The test-drive model was the trim-level called Elite, which is the top end and loaded down with a boat-load of features and premium touches. This is not a luxury vehicle by any means, but it certainly attempts to cater to parents and their children. As a grandparent, I was even impressed with the conveniences. The exterior color was called Steel Sapphire and the interior was a basic gray.
The Pilot is powered by a 3.5-liter V-6 engine, but it is a new, direct-injected engine that is taken from the Acura MDX. It provides 280 horsepower which is better than last year’s 250 horsepower. The Elite model was matched to a nine-speed automatic which was also copied from the Acura. The less-outfitted LX, EX, and EX-L trim level Pilots utilize a six-speed automatic. During the drive, I really did not notice any appreciable value in having 9 speeds instead of six. The test-drive model was All-Wheel-Drive, although a 4-wheel drive system is available.
In mini-van fashion, the Pilot has three rows of flexible seating arrangements with fairly easy access to the seats as well as the cargo area. As with most other three-row vehicles, the third row is better suited to smaller children. The interior features and styling is more mainstream and less low-end than previous models.
Overall, the 2015 Honda Pilot provides a very comfortable ride. There were some feelings of being rocked back and forth, somewhat like driving a large over-sized box down the road. But on good roads and highways, the Pilot performed very well. The cabin is very quiet and it is to carry on conversations without shouting.
A major concern that loomed all during the week was the confusing infotainment screen. It seemed to always take excess time to get anything, whether it was navigation adjustments, radio stations, or other standard features using the center stack.

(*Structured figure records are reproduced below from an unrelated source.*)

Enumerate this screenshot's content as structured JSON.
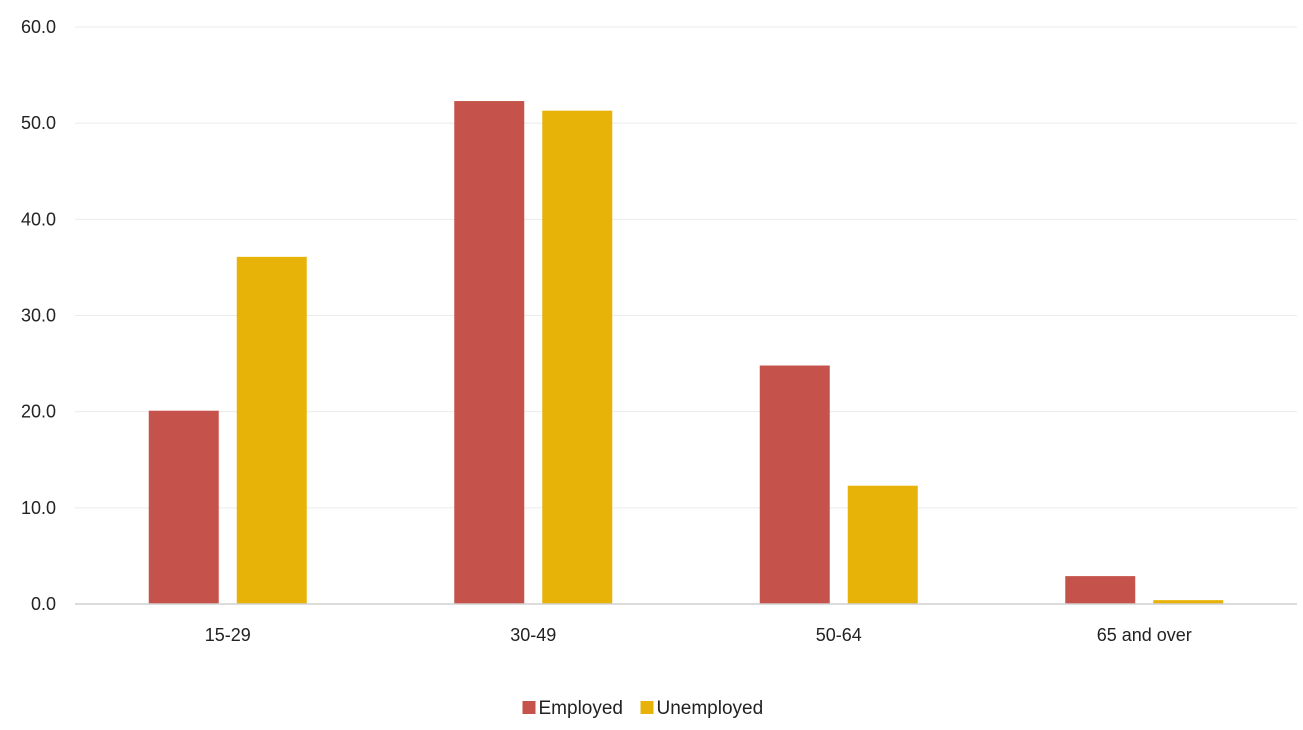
{
  "chart_data": {
    "type": "bar",
    "title": "",
    "xlabel": "",
    "ylabel": "",
    "categories": [
      "15-29",
      "30-49",
      "50-64",
      "65 and over"
    ],
    "series": [
      {
        "name": "Employed",
        "color": "#C5534C",
        "values": [
          20.1,
          52.3,
          24.8,
          2.9
        ]
      },
      {
        "name": "Unemployed",
        "color": "#E8B308",
        "values": [
          36.1,
          51.3,
          12.3,
          0.4
        ]
      }
    ],
    "ylim": [
      0,
      60
    ],
    "yticks": [
      "0.0",
      "10.0",
      "20.0",
      "30.0",
      "40.0",
      "50.0",
      "60.0"
    ],
    "grid": true,
    "legend_position": "bottom"
  }
}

Honda engineers chose to provide ‘voice commands’ for the operations and the button on the steering wheel was repeatedly hit accidentally, prompting a loud request from the car asking for a ‘command.’ Because there were no dials or switches, the only other option was to use the touchscreen which was also a pain-in-the-neck. It was not easily responsive to the touch. Often, the vehicle had to be stopped along the side of the road just to ‘work’ the radio.

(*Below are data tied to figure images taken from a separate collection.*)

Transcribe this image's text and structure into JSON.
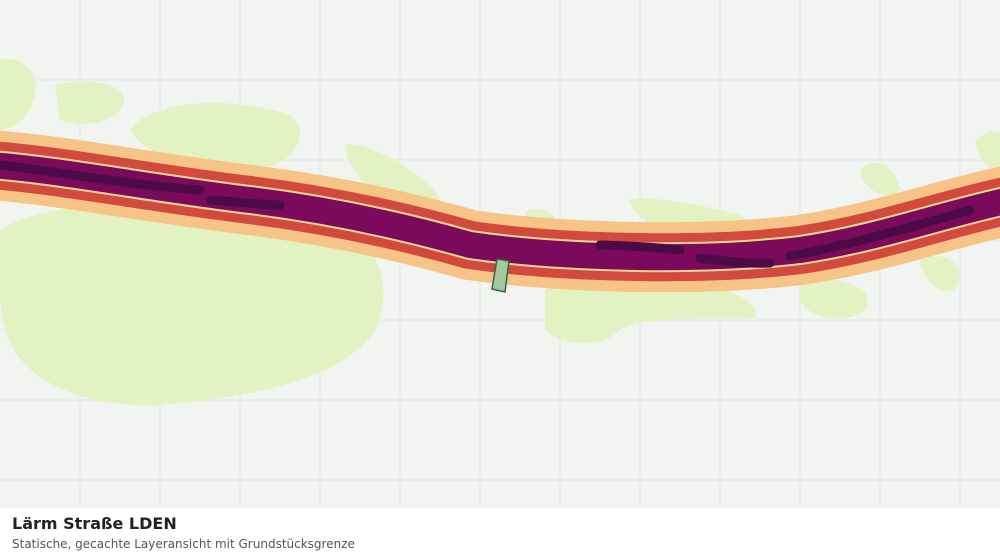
{
  "header": {
    "title": "Lärm Straße LDEN",
    "subtitle": "Statische, gecachte Layeransicht mit Grundstücksgrenze"
  }
}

The frustration of attempts to operate the infotainment touchscreen was increased by the reflection of fingerprints whenever there was any appreciable sunlight. This was very frustrating and was very distracting while the car was moving.
Despite the lack of dials and switches, the Pilot is a joy to drive. Perhaps that is because it is almost a glorified minivan. Some drivers like minivans and some do not, but the 2016 Honda Pilot is making an attempt to provide it easy for parents to provide the transportation needs for a busy family.

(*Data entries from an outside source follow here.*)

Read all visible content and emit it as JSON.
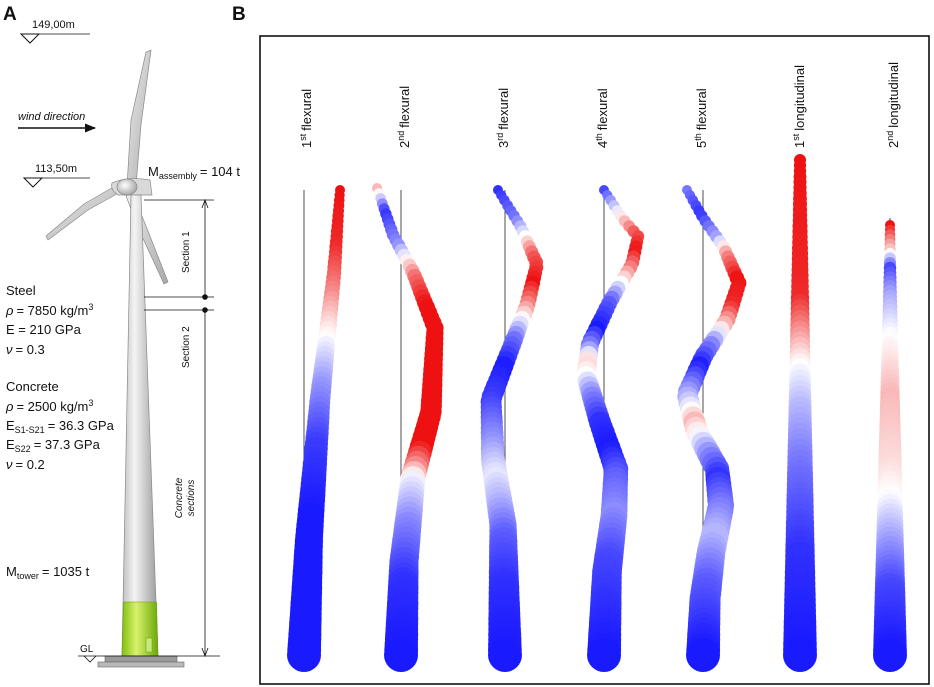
{
  "panels": {
    "a_label": "A",
    "b_label": "B"
  },
  "turbine": {
    "top_level": "149,00m",
    "hub_level": "113,50m",
    "wind_direction": "wind direction",
    "assembly_mass": {
      "symbol": "M",
      "sub": "assembly",
      "value": "= 104 t"
    },
    "section1": "Section 1",
    "section2": "Section 2",
    "concrete_sections": [
      "Concrete",
      "sections"
    ],
    "ground_level": "GL",
    "steel": {
      "title": "Steel",
      "rho": {
        "symbol": "ρ",
        "value": "= 7850 kg/m",
        "sup": "3"
      },
      "E": "E = 210 GPa",
      "nu": {
        "symbol": "ν",
        "value": "= 0.3"
      }
    },
    "concrete": {
      "title": "Concrete",
      "rho": {
        "symbol": "ρ",
        "value": "= 2500 kg/m",
        "sup": "3"
      },
      "E1": {
        "symbol": "E",
        "sub": "S1-S21",
        "value": "= 36.3 GPa"
      },
      "E2": {
        "symbol": "E",
        "sub": "S22",
        "value": "= 37.3 GPa"
      },
      "nu": {
        "symbol": "ν",
        "value": "= 0.2"
      }
    },
    "tower_mass": {
      "symbol": "M",
      "sub": "tower",
      "value": "= 1035 t"
    }
  },
  "modes": [
    {
      "num": "1",
      "sup": "st",
      "name": "flexural"
    },
    {
      "num": "2",
      "sup": "nd",
      "name": "flexural"
    },
    {
      "num": "3",
      "sup": "rd",
      "name": "flexural"
    },
    {
      "num": "4",
      "sup": "th",
      "name": "flexural"
    },
    {
      "num": "5",
      "sup": "th",
      "name": "flexural"
    },
    {
      "num": "1",
      "sup": "st",
      "name": "longitudinal"
    },
    {
      "num": "2",
      "sup": "nd",
      "name": "longitudinal"
    }
  ],
  "colors": {
    "blue": "#1a1aff",
    "red": "#ee1111",
    "white": "#ffffff",
    "tower_concrete_green": "#9fd82a",
    "tower_grey": "#d8d8d8"
  }
}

The test-drive model had a base MSRP of $46,420, which was fully loaded with an abundance of features. The only additional charge was destination and handling for $880, so the bottom sticker price was $47,300. It was EPA rated at 19 mpg city, 26 mpg highway, and 22 mpg average overall. For the week, I hit the 23.6 mpg average with mostly rural roads.
Check the new 2016 Honda Pilot AWD Elite yourself at a Honda dealership. This alternative for a family-minivan just might be the vehicle you have been wanting.